A invocação de assumir o controle total sobre a Catalunha tem sido um tema que foi discutido recentemente. Não é uma decisão automática, eles teriam que seguir um processo em que o governo espanhol em Madri teria que perguntar ao presidente catalão o que ele pretende fazer.
Se ele se recusa a recuar de toda a questão da separação, então é quando o governo espanhol vai ao Senado para invocar esses poderes de controle de emergência.
Esse seria apenas um elemento de uma situação que realmente foi até o ponto de brinkmanship aqui.
Cada lado tem se endurecido e as pessoas deixaram no meio deste, muitos dos quais se sentem angustiados com a forma como essa situação toda explodiu, sentem muito que sua voz não foi ouvida.
Eles são os que pedem o diálogo e essa é a voz que o prefeito de Barcelona conheceu.
Esse diálogo deve ser a forma como essa situação, essa crise precisa ser resolvida ".

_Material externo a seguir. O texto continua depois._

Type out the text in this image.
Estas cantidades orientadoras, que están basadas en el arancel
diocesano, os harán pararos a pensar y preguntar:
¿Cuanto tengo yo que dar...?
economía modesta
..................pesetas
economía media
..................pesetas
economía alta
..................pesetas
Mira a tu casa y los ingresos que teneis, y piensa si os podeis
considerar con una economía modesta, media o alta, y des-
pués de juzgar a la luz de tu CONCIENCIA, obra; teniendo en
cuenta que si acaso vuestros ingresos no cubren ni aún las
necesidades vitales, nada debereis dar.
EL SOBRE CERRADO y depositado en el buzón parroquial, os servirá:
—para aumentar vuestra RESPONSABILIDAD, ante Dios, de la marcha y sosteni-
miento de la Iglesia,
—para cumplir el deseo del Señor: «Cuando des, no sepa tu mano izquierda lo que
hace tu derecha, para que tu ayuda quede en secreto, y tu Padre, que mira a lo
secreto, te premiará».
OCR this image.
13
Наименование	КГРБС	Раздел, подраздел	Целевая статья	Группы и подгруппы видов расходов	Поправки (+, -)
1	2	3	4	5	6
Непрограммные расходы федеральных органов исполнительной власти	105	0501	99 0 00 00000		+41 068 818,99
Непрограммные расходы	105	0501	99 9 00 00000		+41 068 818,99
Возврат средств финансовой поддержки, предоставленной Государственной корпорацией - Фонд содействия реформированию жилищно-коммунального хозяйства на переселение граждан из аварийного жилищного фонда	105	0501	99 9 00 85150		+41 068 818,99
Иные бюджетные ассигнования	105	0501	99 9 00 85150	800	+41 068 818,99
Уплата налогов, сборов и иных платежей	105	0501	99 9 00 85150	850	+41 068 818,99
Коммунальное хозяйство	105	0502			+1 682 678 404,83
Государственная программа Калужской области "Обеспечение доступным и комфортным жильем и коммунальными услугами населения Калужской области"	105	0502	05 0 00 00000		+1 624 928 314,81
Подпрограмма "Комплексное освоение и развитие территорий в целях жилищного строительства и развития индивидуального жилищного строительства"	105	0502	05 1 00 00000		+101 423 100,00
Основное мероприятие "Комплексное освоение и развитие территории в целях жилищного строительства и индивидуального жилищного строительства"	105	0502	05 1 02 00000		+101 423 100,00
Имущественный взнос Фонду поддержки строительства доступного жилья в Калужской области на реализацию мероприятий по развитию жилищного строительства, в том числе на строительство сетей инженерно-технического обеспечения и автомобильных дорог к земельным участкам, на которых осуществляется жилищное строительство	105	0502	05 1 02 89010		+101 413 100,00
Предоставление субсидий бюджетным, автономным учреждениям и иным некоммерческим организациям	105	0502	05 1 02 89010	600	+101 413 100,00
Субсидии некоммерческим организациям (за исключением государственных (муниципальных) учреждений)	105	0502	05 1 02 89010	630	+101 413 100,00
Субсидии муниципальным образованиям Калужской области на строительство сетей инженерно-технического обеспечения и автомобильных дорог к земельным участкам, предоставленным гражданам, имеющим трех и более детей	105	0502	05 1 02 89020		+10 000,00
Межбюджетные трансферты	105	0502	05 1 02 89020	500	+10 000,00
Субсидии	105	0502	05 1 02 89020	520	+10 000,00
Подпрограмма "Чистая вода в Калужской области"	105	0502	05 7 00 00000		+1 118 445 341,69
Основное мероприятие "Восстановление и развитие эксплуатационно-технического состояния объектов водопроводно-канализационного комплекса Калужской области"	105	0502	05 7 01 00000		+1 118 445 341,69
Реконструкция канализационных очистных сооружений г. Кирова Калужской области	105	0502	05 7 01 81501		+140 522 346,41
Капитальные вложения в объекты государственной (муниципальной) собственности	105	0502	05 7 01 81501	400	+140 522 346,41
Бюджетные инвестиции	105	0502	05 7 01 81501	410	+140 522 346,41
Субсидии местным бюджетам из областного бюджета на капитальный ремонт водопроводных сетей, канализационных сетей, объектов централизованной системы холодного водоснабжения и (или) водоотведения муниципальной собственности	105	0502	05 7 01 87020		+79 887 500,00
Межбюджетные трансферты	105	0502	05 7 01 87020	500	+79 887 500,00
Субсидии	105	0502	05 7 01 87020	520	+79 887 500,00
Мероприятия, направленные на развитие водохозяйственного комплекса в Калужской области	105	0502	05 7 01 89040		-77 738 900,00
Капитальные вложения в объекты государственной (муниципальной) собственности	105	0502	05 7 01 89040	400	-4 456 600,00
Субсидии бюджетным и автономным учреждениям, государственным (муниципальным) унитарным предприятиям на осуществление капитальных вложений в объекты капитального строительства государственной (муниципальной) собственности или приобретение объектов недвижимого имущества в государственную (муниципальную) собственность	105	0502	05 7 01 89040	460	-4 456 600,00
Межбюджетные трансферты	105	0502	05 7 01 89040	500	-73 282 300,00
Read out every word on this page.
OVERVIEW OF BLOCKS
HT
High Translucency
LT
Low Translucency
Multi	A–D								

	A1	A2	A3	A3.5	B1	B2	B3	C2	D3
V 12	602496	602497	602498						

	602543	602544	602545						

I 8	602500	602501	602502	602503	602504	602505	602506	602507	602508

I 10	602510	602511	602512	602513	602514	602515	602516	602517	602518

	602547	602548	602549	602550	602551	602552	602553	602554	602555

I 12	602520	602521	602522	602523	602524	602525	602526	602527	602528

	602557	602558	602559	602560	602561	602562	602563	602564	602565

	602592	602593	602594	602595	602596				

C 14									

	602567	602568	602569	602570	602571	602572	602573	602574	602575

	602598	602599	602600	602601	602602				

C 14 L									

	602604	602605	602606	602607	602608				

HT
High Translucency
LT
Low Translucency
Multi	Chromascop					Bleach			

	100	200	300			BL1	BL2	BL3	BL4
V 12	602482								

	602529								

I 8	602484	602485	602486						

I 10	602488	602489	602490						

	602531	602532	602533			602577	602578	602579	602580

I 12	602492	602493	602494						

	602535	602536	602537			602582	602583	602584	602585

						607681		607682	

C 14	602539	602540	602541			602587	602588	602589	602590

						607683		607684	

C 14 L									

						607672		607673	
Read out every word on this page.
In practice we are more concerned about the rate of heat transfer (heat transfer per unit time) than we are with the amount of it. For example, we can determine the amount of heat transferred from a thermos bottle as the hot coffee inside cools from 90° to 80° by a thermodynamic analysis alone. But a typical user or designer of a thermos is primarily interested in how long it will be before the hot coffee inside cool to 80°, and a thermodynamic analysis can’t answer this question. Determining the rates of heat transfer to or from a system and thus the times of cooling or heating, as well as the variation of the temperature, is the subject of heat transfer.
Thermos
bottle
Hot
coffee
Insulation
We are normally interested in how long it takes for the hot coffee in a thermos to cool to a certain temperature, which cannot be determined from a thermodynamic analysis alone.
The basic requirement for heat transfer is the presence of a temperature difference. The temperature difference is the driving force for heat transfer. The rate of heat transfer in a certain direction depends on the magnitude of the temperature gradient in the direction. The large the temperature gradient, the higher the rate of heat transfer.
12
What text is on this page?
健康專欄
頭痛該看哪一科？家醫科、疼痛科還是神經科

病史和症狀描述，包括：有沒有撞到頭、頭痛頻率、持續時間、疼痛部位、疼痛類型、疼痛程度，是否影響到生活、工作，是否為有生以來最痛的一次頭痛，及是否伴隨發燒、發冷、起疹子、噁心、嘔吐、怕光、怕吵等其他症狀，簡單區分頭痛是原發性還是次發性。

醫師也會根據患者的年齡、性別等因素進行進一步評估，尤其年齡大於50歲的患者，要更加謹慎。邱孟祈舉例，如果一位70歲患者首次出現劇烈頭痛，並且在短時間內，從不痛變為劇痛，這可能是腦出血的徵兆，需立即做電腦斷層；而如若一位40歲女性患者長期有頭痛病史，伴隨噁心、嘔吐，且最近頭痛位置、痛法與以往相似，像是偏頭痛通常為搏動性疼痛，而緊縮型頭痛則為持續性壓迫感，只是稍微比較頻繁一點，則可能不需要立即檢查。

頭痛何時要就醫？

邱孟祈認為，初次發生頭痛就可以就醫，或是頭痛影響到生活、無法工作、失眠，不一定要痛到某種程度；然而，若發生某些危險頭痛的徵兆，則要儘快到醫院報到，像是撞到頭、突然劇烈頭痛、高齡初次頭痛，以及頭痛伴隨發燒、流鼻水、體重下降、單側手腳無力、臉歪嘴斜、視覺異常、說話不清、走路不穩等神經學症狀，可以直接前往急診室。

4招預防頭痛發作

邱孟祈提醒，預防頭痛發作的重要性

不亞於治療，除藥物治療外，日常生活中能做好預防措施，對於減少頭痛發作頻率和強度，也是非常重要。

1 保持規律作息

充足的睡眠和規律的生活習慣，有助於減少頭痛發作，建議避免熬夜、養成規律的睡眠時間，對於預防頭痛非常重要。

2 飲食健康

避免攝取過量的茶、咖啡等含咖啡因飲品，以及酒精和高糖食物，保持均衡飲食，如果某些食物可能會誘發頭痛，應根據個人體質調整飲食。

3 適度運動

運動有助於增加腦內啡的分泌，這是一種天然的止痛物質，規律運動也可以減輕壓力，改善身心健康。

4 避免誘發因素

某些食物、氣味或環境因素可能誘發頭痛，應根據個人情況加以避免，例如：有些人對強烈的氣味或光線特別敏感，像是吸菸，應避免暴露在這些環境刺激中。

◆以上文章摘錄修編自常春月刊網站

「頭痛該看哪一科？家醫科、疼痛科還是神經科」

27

Os comentários de Rajoy, publicados no jornal El País, vêm quando milhares se reuniram em Barcelona no domingo para se reunir para pedir a unidade espanhola.
Rajoy também descartou a realização de negociações de mediação com a Catalunha sobre o empurrão da região para se separar após o referendo de Catalunha em 1 de outubro.
"O governo vai garantir que qualquer declaração de independência venha a nada", disse ele ao jornal.
A Espanha considera o referendo, que devolveu um voto de 90 por cento a favor da secessão, para ser ilegal com base na constituição da Espanha de 1978.
A Constituição afirma que o país é indivisível e dá ao governo nacional o poder exclusivo de realizar referendos.
"Essa batalha vai ser travada e será conquistada, porque é uma batalha justa, é uma batalha legal e é o que a imensa maioria dos espanhóis quer e o que todos nós sentimos", disse Rajoy, acrescentando mais policiais nacionais seria implantado na Catalunha até que a situação voltasse ao normal.

Reuniões de unidade
A reunião de unidade do domingo seguiu uma manifestação similar em Madri um dia antes para tentar os dois lados para chegarem a uma resolução, em que milhares de pessoas vestiam-se de branco e marcharam sob o slogan: "Falaremos?"
Mais de 2,3 milhões de catalães participaram do referendo - uma participação de 42%.
O presidente da Catalã, Carles Puigdemont, disse que o resultado significou que a região "ganhou o direito de ter um estado independente".
Cerca de 900 pessoas ficaram feridas enquanto tentavam votar, de acordo com as autoridades regionais e nacionais. Mais de 400 policiais também foram feridos.
Na véspera do referendo, as autoridades espanholas detiveram pelo menos 14 autoridades catalãs.
A Catalunha abriga 7,5 milhões de pessoas e tem uma cultura, história e linguagem distintas. A região é uma das mais ricas da Espanha, representando um quinto da produção econômica do país. Disputas históricas e queixas econômicas fortaleceram a causa da independência para a região.
Os catalães já votaram em favor da independência em um referendo não vinculativo em 2014, com 80% de votos a favor.